Catherine O’Hara, attrice conosciuta per i suoi ruoli in Mamma, ho perso l’aereo e Beetlejuice è morta ieri all’età di 71 anni. Sebbene la causa ufficiale del decesso non sia stata ancora confermata – si è parlato però di una “breve malattia” – negli anni O’Hara aveva spiegato pubblicamente di convivere con una rara condizione genetica che caratterizzava la sua anatomia in modo del tutto particolare.
L’attrice premio Emmy era nata con situs inversus con destrocardia, una variazione genetica in cui gli organi del torace e dell’addome sono posizionati come un’immagine speculare rispetto all’anatomia normale. Nel suo caso specifico, il cuore si trovava sul lato destro del petto anziché sul sinistro, e altri organi interni risultavano invertiti. Non ci sono evidenze che questa condizione abbia contribuito al suo decesso.

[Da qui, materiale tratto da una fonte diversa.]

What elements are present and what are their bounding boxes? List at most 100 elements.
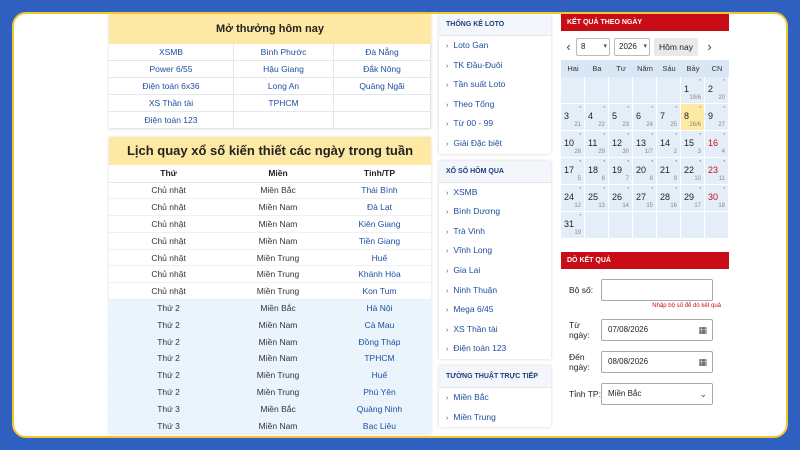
schedule-province-link[interactable]: Khánh Hòa [327,265,431,284]
calendar-day[interactable]: ’ 30 18 [705,185,729,212]
calendar-day[interactable]: ’ 9 27 [705,104,729,131]
calendar-day[interactable]: ’ 10 28 [561,131,585,158]
schedule-day-cell: Thứ 2 [109,299,229,317]
calendar-day[interactable]: ’ 26 14 [609,185,633,212]
menu-item[interactable]: › Vĩnh Long [439,241,551,261]
menu-item[interactable]: › Từ 00 - 99 [439,114,551,134]
calendar-day[interactable]: ’ 23 11 [705,158,729,185]
schedule-province-link[interactable]: Tiền Giang [327,232,431,250]
schedule-province-link[interactable]: Quảng Ninh [327,400,431,418]
schedule-province-link[interactable]: Phú Yên [327,383,431,401]
province-select[interactable]: Miền Bắc ⌄ [601,383,713,405]
menu-item[interactable]: › Bình Dương [439,202,551,222]
schedule-header-province: Tỉnh/TP [327,165,431,183]
schedule-province-link[interactable]: Huế [327,366,431,385]
schedule-region-cell: Miền Nam [228,316,328,334]
schedule-province-link[interactable]: TPHCM [327,349,431,368]
calendar-day[interactable]: ’ 13 1/7 [633,131,657,158]
menu-item[interactable]: › TK Đầu-Đuôi [439,56,551,76]
today-draw-link[interactable]: Bình Phước [234,44,334,61]
menu-item[interactable]: › Trà Vinh [439,222,551,242]
menu-item[interactable]: › Giải Đặc biệt [439,134,551,154]
menu-item[interactable]: › Theo Tổng [439,95,551,115]
menu-item-label: Giải Đặc biệt [453,137,503,148]
menu-item[interactable]: › Tần suất Loto [439,75,551,95]
calendar-day[interactable]: ’ 2 20 [705,77,729,104]
calendar-day[interactable]: ’ 1 19/6 [681,77,705,104]
today-button[interactable]: Hôm nay [654,37,699,56]
calendar-day[interactable]: ’ 6 24 [633,104,657,131]
calendar-icon[interactable]: ▦ [698,352,707,372]
calendar-day[interactable]: ’ 17 5 [561,158,585,185]
calendar-day[interactable]: ’ 12 30 [609,131,633,158]
calendar-day[interactable]: ’ 19 7 [609,158,633,185]
calendar-day[interactable]: ’ 28 16 [657,185,681,212]
calendar-day[interactable]: ’ 7 25 [657,104,681,131]
calendar-day[interactable]: ’ 24 12 [561,185,585,212]
result-tick-icon: ’ [723,105,725,114]
schedule-province-link[interactable]: Bạc Liêu [327,417,431,435]
calendar-day[interactable]: ’ 4 22 [585,104,609,131]
schedule-province-link[interactable]: Đồng Tháp [327,333,431,351]
menu-item[interactable]: › XSMB [439,183,551,203]
month-select[interactable]: 8 ▾ [576,37,610,56]
menu-item[interactable]: › Điện toán 123 [439,339,551,359]
calendar-day[interactable]: ’ 11 29 [585,131,609,158]
calendar-icon[interactable]: ▦ [698,320,707,340]
schedule-province-link[interactable]: Cà Mau [327,316,431,334]
today-draw-link[interactable]: Điện toán 123 [109,112,234,129]
from-date-input[interactable]: 07/08/2026 ▦ [601,319,713,341]
menu-item[interactable]: › Mega 6/45 [439,300,551,320]
calendar-day[interactable]: ’ 14 2 [657,131,681,158]
calendar-weekday: Hai [561,60,585,77]
year-select[interactable]: 2026 ▾ [614,37,650,56]
calendar-day[interactable]: ’ 29 17 [681,185,705,212]
schedule-province-link[interactable]: Hà Nội [327,299,431,317]
calendar-day[interactable]: ’ 31 19 [561,212,585,239]
schedule-province-link[interactable]: Thái Bình [327,182,431,200]
ticket-input[interactable] [601,279,713,301]
calendar-day[interactable]: ’ 18 6 [585,158,609,185]
menu-item[interactable]: › Gia Lai [439,261,551,281]
calendar-day[interactable]: ’ 5 23 [609,104,633,131]
calendar-day[interactable]: ’ 3 21 [561,104,585,131]
today-draw-link[interactable]: XSMB [109,44,234,61]
calendar-lunar-date: 7 [625,176,629,182]
calendar-lunar-date: 21 [574,122,581,128]
calendar-day[interactable]: ’ 21 9 [657,158,681,185]
today-draw-link[interactable]: Power 6/55 [109,61,234,78]
today-draw-link[interactable]: Đắk Nông [334,61,431,78]
schedule-province-link[interactable]: Kiên Giang [327,215,431,233]
calendar-day[interactable]: ’ 22 10 [681,158,705,185]
calendar-day[interactable]: ’ 15 3 [681,131,705,158]
calendar-day[interactable]: ’ 16 4 [705,131,729,158]
to-date-input[interactable]: 08/08/2026 ▦ [601,351,713,373]
calendar-day-number: 28 [660,192,671,202]
today-draw-link[interactable]: Quảng Ngãi [334,78,431,95]
prev-month-icon[interactable]: ‹ [561,39,576,54]
calendar-day-number: 13 [636,138,647,148]
today-draw-link[interactable]: XS Thần tài [109,95,234,112]
today-draw-link[interactable]: TPHCM [234,95,334,112]
today-draw-link[interactable]: Điện toán 6x36 [109,78,234,95]
next-month-icon[interactable]: › [702,39,717,54]
menu-item[interactable]: › Ninh Thuận [439,281,551,301]
today-draw-link[interactable]: Long An [234,78,334,95]
menu-item[interactable]: › Loto Gan [439,36,551,56]
calendar-day[interactable]: ’ 25 13 [585,185,609,212]
calendar-day[interactable]: ’ 20 8 [633,158,657,185]
calendar-day[interactable]: ’ 27 15 [633,185,657,212]
schedule-province-link[interactable]: Đà Lạt [327,198,431,217]
table-row: Chủ nhật Miền Nam Tiền Giang [109,232,431,250]
calendar-lunar-date: 18 [718,203,725,209]
calendar-day[interactable]: ’ 8 26/6 [681,104,705,131]
menu-item[interactable]: › XS Thần tài [439,320,551,340]
menu-item[interactable]: › Miền Bắc [439,388,551,408]
table-row: Chủ nhật Miền Trung Huế [109,249,431,267]
menu-item[interactable]: › Miền Trung [439,408,551,428]
today-draw-link[interactable]: Hậu Giang [234,61,334,78]
schedule-province-link[interactable]: Kon Tum [327,282,431,301]
today-draw-link[interactable]: Đà Nẵng [334,44,431,61]
result-tick-icon: ’ [651,186,653,195]
schedule-province-link[interactable]: Huế [327,249,431,267]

Il situs inversus è una condizione congenita estremamente rara che colpisce circa 1 persona ogni 10.000, ed è più comune negli uomini. Secondo la Cleveland Clinic, si tratta di una caratteristica con cui si nasce, legata a mutazioni genetiche ereditate secondo uno schema autosomico recessivo: entrambi i genitori devono trasmettere il gene mutato perché un figlio nasca con questa particolarità anatomica. Tra le celebrità che convivono con questa condizione figurano anche il cantante Enrique Iglesias e l’artista Donny Osmond.
Come scrive People, Catherine O’Hara ha scoperto di avere il situs inversus solo in età adulta, più di 20 anni fa, durante una visita medica di routine con suo marito Bo Welch, che aveva conosciuto sul set di Beetlejuice. L’attrice aveva raccontato l’episodio durante un’intervista del 2020 spiegando che inizialmente si era recata dal medico solo per un test della tubercolosi richiesto dalla scuola materna del suo secondogenito, Luke.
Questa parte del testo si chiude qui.